🤖 AI Summary
Existing 3D human reconstruction methods suffer from sensor-specific biases in single-modal setups or limited generalizability and robustness in multi-modal fusion approaches that rely on fixed hardware configurations and precise calibration. Conventional transformer architectures—coupling point-cloud and image modalities via explicit geometric projection—exhibit sensitivity to noise, pose variation, and modality dropout. This work proposes a universal adaptive multi-modal fusion framework: for the first time, heterogeneous, uncalibrated, multi-view inputs are uniformly tokenized as平等 tokens; a learnable modality sampling module enables dynamic adaptation to varying input counts, modalities, and noise levels; and geometry-free, view-invariant tokenization replaces explicit projection and modality binding. Evaluated on large-scale benchmarks, our method significantly outperforms state-of-the-art approaches, maintaining high accuracy and strong robustness under challenging conditions—including low-quality inputs, uncalibrated sensors, and partial modality absence.
📝 Abstract
Recent advancements in sensor technology and deep learning have led to significant progress in 3D human body reconstruction. However, most existing approaches rely on data from a specific sensor, which can be unreliable due to the inherent limitations of individual sensing modalities. Additionally, existing multi-modal fusion methods generally require customized designs based on the specific sensor combinations or setups, which limits the flexibility and generality of these methods.
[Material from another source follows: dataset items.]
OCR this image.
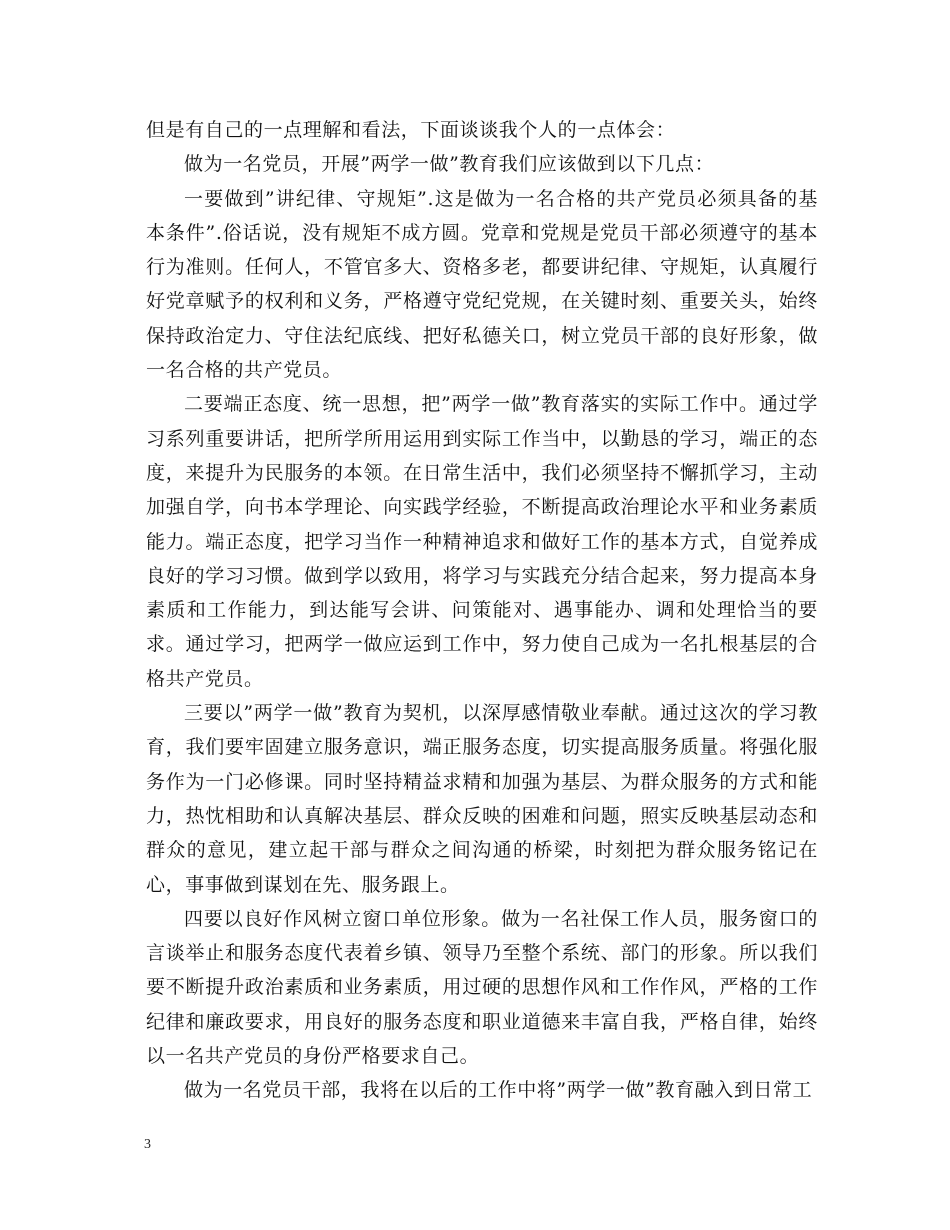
但是有自己的一点理解和看法，下面谈谈我个人的一点体会：

做为一名党员，开展”两学一做”教育我们应该做到以下几点：

一要做到”讲纪律、守规矩”.这是做为一名合格的共产党员必须具备的基本条件”.俗话说，没有规矩不成方圆。党章和党规是党员干部必须遵守的基本行为准则。任何人，不管官多大、资格多老，都要讲纪律、守规矩，认真履行好党章赋予的权利和义务，严格遵守党纪党规，在关键时刻、重要关头，始终保持政治定力、守住法纪底线、把好私德关口，树立党员干部的良好形象，做一名合格的共产党员。

二要端正态度、统一思想，把”两学一做”教育落实的实际工作中。通过学习系列重要讲话，把所学所用运用到实际工作当中，以勤恳的学习，端正的态度，来提升为民服务的本领。在日常生活中，我们必须坚持不懈抓学习，主动加强自学，向书本学理论、向实践学经验，不断提高政治理论水平和业务素质能力。端正态度，把学习当作一种精神追求和做好工作的基本方式，自觉养成良好的学习习惯。做到学以致用，将学习与实践充分结合起来，努力提高本身素质和工作能力，到达能写会讲、问策能对、遇事能办、调和处理恰当的要求。通过学习，把两学一做应运到工作中，努力使自己成为一名扎根基层的合格共产党员。

三要以”两学一做”教育为契机，以深厚感情敬业奉献。通过这次的学习教育，我们要牢固建立服务意识，端正服务态度，切实提高服务质量。将强化服务作为一门必修课。同时坚持精益求精和加强为基层、为群众服务的方式和能力，热忱相助和认真解决基层、群众反映的困难和问题，照实反映基层动态和群众的意见，建立起干部与群众之间沟通的桥梁，时刻把为群众服务铭记在心，事事做到谋划在先、服务跟上。

四要以良好作风树立窗口单位形象。做为一名社保工作人员，服务窗口的言谈举止和服务态度代表着乡镇、领导乃至整个系统、部门的形象。所以我们要不断提升政治素质和业务素质，用过硬的思想作风和工作作风，严格的工作纪律和廉政要求，用良好的服务态度和职业道德来丰富自我，严格自律，始终以一名共产党员的身份严格要求自己。

做为一名党员干部，我将在以后的工作中将”两学一做”教育融入到日常工

3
Furthermore, conventional point-image projection-based and Transformer-based fusion networks are susceptible to the influence of noisy modalities and sensor poses. To address these limitations and achieve robust 3D human body reconstruction in various conditions, we propose AdaptiveFusion, a generic adaptive multi-modal multi-view fusion framework that can effectively incorporate arbitrary combinations of uncalibrated sensor inputs. By treating different modalities from various viewpoints as equal tokens, and our handcrafted modality sampling module by leveraging the inherent flexibility of Transformer models, AdaptiveFusion is able to cope with arbitrary numbers of inputs and accommodate noisy modalities with only a single training network. Extensive experiments on large-scale human datasets demonstrate the effectiveness of AdaptiveFusion in achieving high-quality 3D human body reconstruction in various environments. In addition, our method achieves superior accuracy compared to state-of-the-art fusion methods.